15 [апреля]
Л. Н. Толстой отвечает синоду. Вначале он указывает на то, что он не желал отвечать на отлучение синода, но "оно вызвало очень много писем, в которых неизвестные мне корреспонденты -- одни бранят меня за то, что я отвергаю то, чего я не отвергаю, другие увещевают поверить в то, во что я не переставал верить, третьи выражают единомыслие, которое едва-ли в действительности существует"... "Постановление синода, -- по словам Л. Н., -- имеет много существенных недостатков. Оно незаконно или умышленно двусмысленно, оно произвольно, неосновательно, неправдиво и, кроме того, содержит клевету и подстрекательство к дурным чувствам и поступкам". Толстой утверждает, что его последователей "едва-ли есть сотня", далее укоряет синод в явной неправде, будто со стороны церкви "были сделаны попытки вразумления, не увенчавшиеся успехом. Ничего подобного никогда не было". Цитируя получаемые им письма, Толстой приводит грубости и угрозы по его адресу... анафема, сдохнешь как собака, старый черт... чтобы уничтожить прохвоста тебя, у меня найдутся средства...
"Признаки такого-же озлобления я после постановления синода замечаю и при встречах с некоторыми людьми. В самый день 25 февраля, когда было опубликовано постановление, я, проходя по площади, слышал слова: "вот диавол во образе человека" и, если-бы толпа была иначе составлена, очень может быть, что меня-бы избили, как избили несколько лет назад человека у Пантелеймоновской часовни".
"Так что постановление синода вообще нехорошо".
Переходя к вопросу о том, что он сам отрекся от церкви, Толстой пишет:
"Но отрекся я от нее не потому, что восстал на Господа, но потому, что всеми силами души желаю служить ему. Прежде, чем отречься от церкви и единения с народом, которое мне было невыразимо дорого, я по некоторым признакам усумнившись в правоте церкви, посвятил несколько лет на то, чтобы исследовать теоретически и практически учение церкви: теоретически я перечитал все, что мог, об учении церкви, изучил и критически разобрал догматическое богословие; практически-же строго следовал в продолжении более года всем предписаниям церкви, соблюдая все посты и все церковные службы, и убедился, что учения церкви есть теоретически -- коварная и вредная ложь; практически-же собрание самых грубых суеверий и колдовства, скрывающего совершенно весь смысл христианского учения. И я действительно отрекся от церкви, перестал исполнять ее обряды и написал в завещании своим близким, чтобы они, когда я буду умирать, не допускали ко мне церковных служителей и мертвое мое тело убрали-бы поскорее, без всяких над ним заклинаний и молитв, как убирают всякую противную и ненужную вещь, чтобы она не мешала живым"...

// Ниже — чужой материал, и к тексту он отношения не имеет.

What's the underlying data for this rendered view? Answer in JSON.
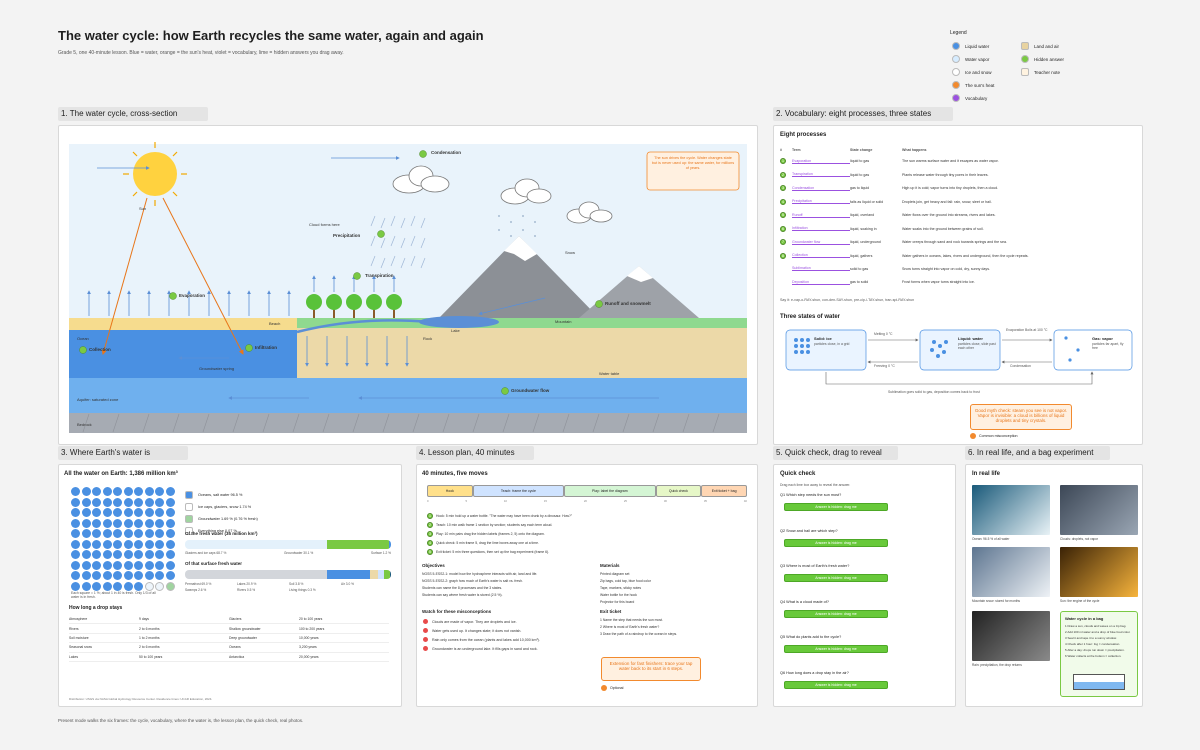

Но обвинение в прозелитизме Толстой отвергает -- "Я никогда не заботился о распространении своего учения". Он только написал свои мысли для себя и не скрывал их от спрашивавших. То, "что я отвергаю непонятную Троицу и неимеющую никакого смысла в наше время басню о падении первого человека, кощунственную историю о Боге, родившемся от девы, искупляющем род человеческий -- то это совершенно справедливо. Бога-же духа, Бога -- любовь, единого Бога -- начало всего, не только не отвергаю, но ничего не признаю действительно существующим кроме Бога и весь смысл жизни вижу только в исполнении воли Бога, выраженной в христианском учении"... Что касается загробной жизни, то "загробная жизнь в смысле второго пришествия, ада с вечными мучениями, диаволами и рая -- постоянного блаженства,-- совершенно справедливо, что я не признаю такой загробной жизни, но жизнь вечную и возмездие здесь и везде признаю до такой степени, что стоя, по своим годам на краю гроба, часто должен делать усилия, чтобы не желать плотской смерти, т. е. рождения и новой жизни (!) и верю, что всякий добрый поступок увеличивает истинное благо моей вечной жизни, а всякий злой -- уменьшает его". Таинства отвергает и считает колдовством. Между прочим в священстве видит прямое нарушение еванг. заповеди Христа, прямо запрещающей называть кого-бы то ни было учителями, отцами, наставниками (Мф. XXII. 8. 10). Кощунством называет не свое описание евхаристии, где он "перегородку называет перегородкой, а не иконостасом, и чашку -- чашкой, а не потиром", а "ужаснейшее неперестающее кощунство в том, что люди, пользуясь всеми возможными средствами обмана и гипнотизации, уверяют детей и простодушный народ, что если нарезать известным способом и при произнесении известных слов кусочки хлеба и положить в вино, то в кусочки эти входит Бог" и т. д.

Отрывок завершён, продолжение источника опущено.